Publié le par Yves-André Samère

Le projet de loi Loppsi a été adopté définitivement lundi soir par le Parlement. Il doit maintenant passer devant le Conseil constitutionnel, mais ce ne sera pas de la tarte, car ledit Conseil n’a qu’un mois pour se prononcer, or la loi compte... 142 articles. On veut la mort des « Sages », par surmenage ? Halte aux cadences infernales !

En fait, ils vont probablement se concentrer sur deux articles concernant les libertés publiques vues par Internet. Intéressons-nous au plus rigolo, l’article 2.

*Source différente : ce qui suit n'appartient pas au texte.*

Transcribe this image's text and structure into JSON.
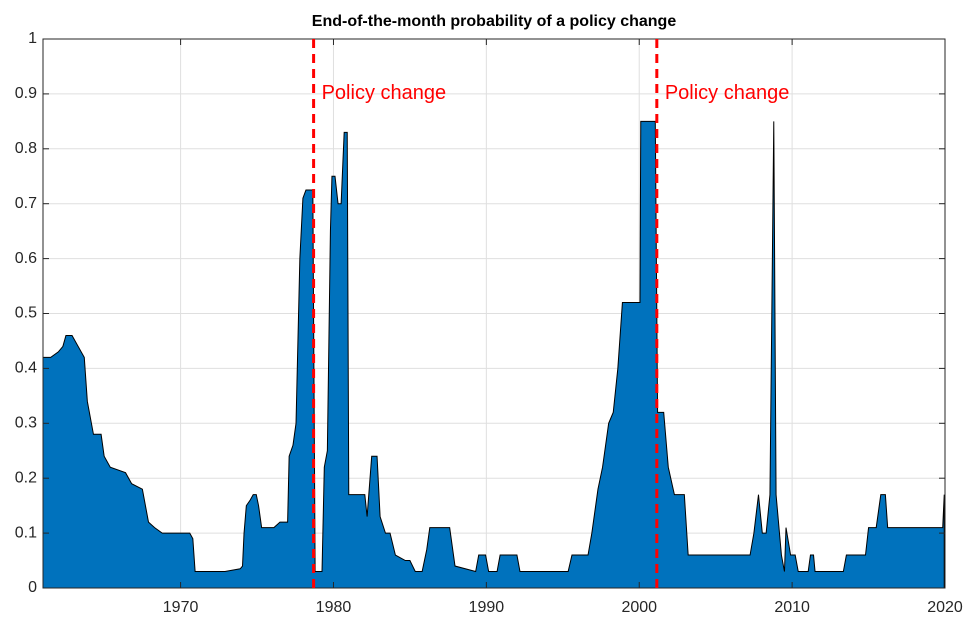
{
  "chart_data": {
    "type": "area",
    "title": "End-of-the-month probability of a policy change",
    "color": "#0072bd",
    "edge_color": "#000000",
    "grid": true,
    "xlim": [
      1961,
      2020
    ],
    "xticks": [
      1970,
      1980,
      1990,
      2000,
      2010,
      2020
    ],
    "ylim": [
      0,
      1
    ],
    "yticks": [
      0,
      0.1,
      0.2,
      0.3,
      0.4,
      0.5,
      0.6,
      0.7,
      0.8,
      0.9,
      1
    ],
    "x": [
      1961,
      1961.5,
      1962,
      1962.3,
      1962.5,
      1962.9,
      1963.3,
      1963.7,
      1963.9,
      1964.3,
      1964.8,
      1965,
      1965.4,
      1966.4,
      1966.8,
      1967.5,
      1967.9,
      1968.3,
      1968.8,
      1970.6,
      1970.8,
      1970.95,
      1972.9,
      1973.9,
      1974.05,
      1974.15,
      1974.3,
      1974.55,
      1974.75,
      1974.95,
      1975.1,
      1975.3,
      1976.1,
      1976.5,
      1977,
      1977.1,
      1977.35,
      1977.55,
      1977.8,
      1978,
      1978.2,
      1978.65,
      1978.8,
      1979.25,
      1979.4,
      1979.6,
      1979.8,
      1979.9,
      1980.1,
      1980.3,
      1980.5,
      1980.7,
      1980.9,
      1981,
      1982.05,
      1982.2,
      1982.5,
      1982.85,
      1983.05,
      1983.4,
      1983.7,
      1984.05,
      1984.7,
      1985,
      1985.35,
      1985.8,
      1986.1,
      1986.3,
      1987.6,
      1987.95,
      1989.3,
      1989.5,
      1989.95,
      1990.15,
      1990.7,
      1990.9,
      1992,
      1992.2,
      1995.35,
      1995.6,
      1996.65,
      1996.9,
      1997.3,
      1997.6,
      1998,
      1998.3,
      1998.6,
      1998.9,
      2000.05,
      2000.1,
      2001.05,
      2001.2,
      2001.6,
      2001.9,
      2002.3,
      2002.95,
      2003.2,
      2007.25,
      2007.5,
      2007.8,
      2008.05,
      2008.3,
      2008.55,
      2008.8,
      2008.95,
      2009.3,
      2009.5,
      2009.6,
      2009.9,
      2010.2,
      2010.4,
      2011.05,
      2011.2,
      2011.4,
      2011.5,
      2013.35,
      2013.55,
      2014.8,
      2015,
      2015.5,
      2015.8,
      2016.1,
      2016.25,
      2019.85,
      2019.95
    ],
    "values": [
      0.42,
      0.42,
      0.43,
      0.44,
      0.46,
      0.46,
      0.44,
      0.42,
      0.34,
      0.28,
      0.28,
      0.24,
      0.22,
      0.21,
      0.19,
      0.18,
      0.12,
      0.11,
      0.1,
      0.1,
      0.09,
      0.03,
      0.03,
      0.035,
      0.04,
      0.1,
      0.15,
      0.16,
      0.17,
      0.17,
      0.15,
      0.11,
      0.11,
      0.12,
      0.12,
      0.24,
      0.26,
      0.3,
      0.6,
      0.71,
      0.725,
      0.725,
      0.03,
      0.03,
      0.22,
      0.25,
      0.65,
      0.75,
      0.75,
      0.7,
      0.7,
      0.83,
      0.83,
      0.17,
      0.17,
      0.13,
      0.24,
      0.24,
      0.13,
      0.1,
      0.1,
      0.06,
      0.05,
      0.05,
      0.03,
      0.03,
      0.07,
      0.11,
      0.11,
      0.04,
      0.03,
      0.06,
      0.06,
      0.03,
      0.03,
      0.06,
      0.06,
      0.03,
      0.03,
      0.06,
      0.06,
      0.1,
      0.18,
      0.22,
      0.3,
      0.32,
      0.4,
      0.52,
      0.52,
      0.85,
      0.85,
      0.32,
      0.32,
      0.22,
      0.17,
      0.17,
      0.06,
      0.06,
      0.1,
      0.17,
      0.1,
      0.1,
      0.17,
      0.85,
      0.17,
      0.06,
      0.03,
      0.11,
      0.06,
      0.06,
      0.03,
      0.03,
      0.06,
      0.06,
      0.03,
      0.03,
      0.06,
      0.06,
      0.11,
      0.11,
      0.17,
      0.17,
      0.11,
      0.11,
      0.17
    ],
    "annotations": [
      {
        "text": "Policy change",
        "x": 1978.7,
        "y": 0.9,
        "color": "#ff0000"
      },
      {
        "text": "Policy change",
        "x": 2001.15,
        "y": 0.9,
        "color": "#ff0000"
      }
    ]
  }
}
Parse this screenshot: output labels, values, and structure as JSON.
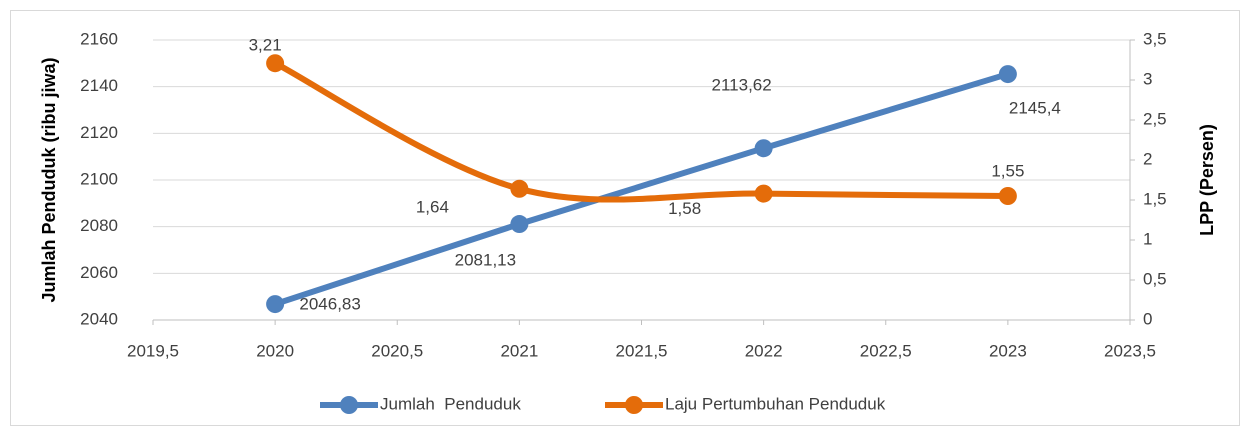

Cet article, officiellement, vise l’usurpation d’identité, et dit que « le fait d’usurper l’identité d’un tiers ou de faire usage d’une ou plusieurs données de toute nature permettant de l’identifier en vue de troubler sa tranquillité ou celle d’autrui, ou de porter atteinte à son honneur ou à sa considération, est puni d’un an d’emprisonnement et de 15 000 euros d’amende ». Ouf !... Si vous avez lu cette phrase avec l’attention que mérite son style aérien, vous avez peut-être noté que le champ d’application de la loi, si elle était approuvée, vise davantage que l’usurpation d’identité, mais prend aussi pour cible le simple « usage » de données d’un tiers. Or il est courant, aussi bien dans les journaux qu’à la télé ou sur Internet, de parodier les personnalités publiques en leur attribuant des propos qu’elles n’ont pas tenus ! Pensez aux Guignols, sur Canal Plus, ou au « Journal de Carla B. » dans « Le Canard enchaîné » : avec une telle loi, Carla pourrait poursuivre le Volatile, et tout le monde pourrrait attaquer les Guignols en justice !

Moi-même, à supposer que quelqu’un me lise (pas sûr !), je ne serais pas à l’abri. Il a bien dû m’arriver de parodier quelqu’un, dans un moment d’égarement.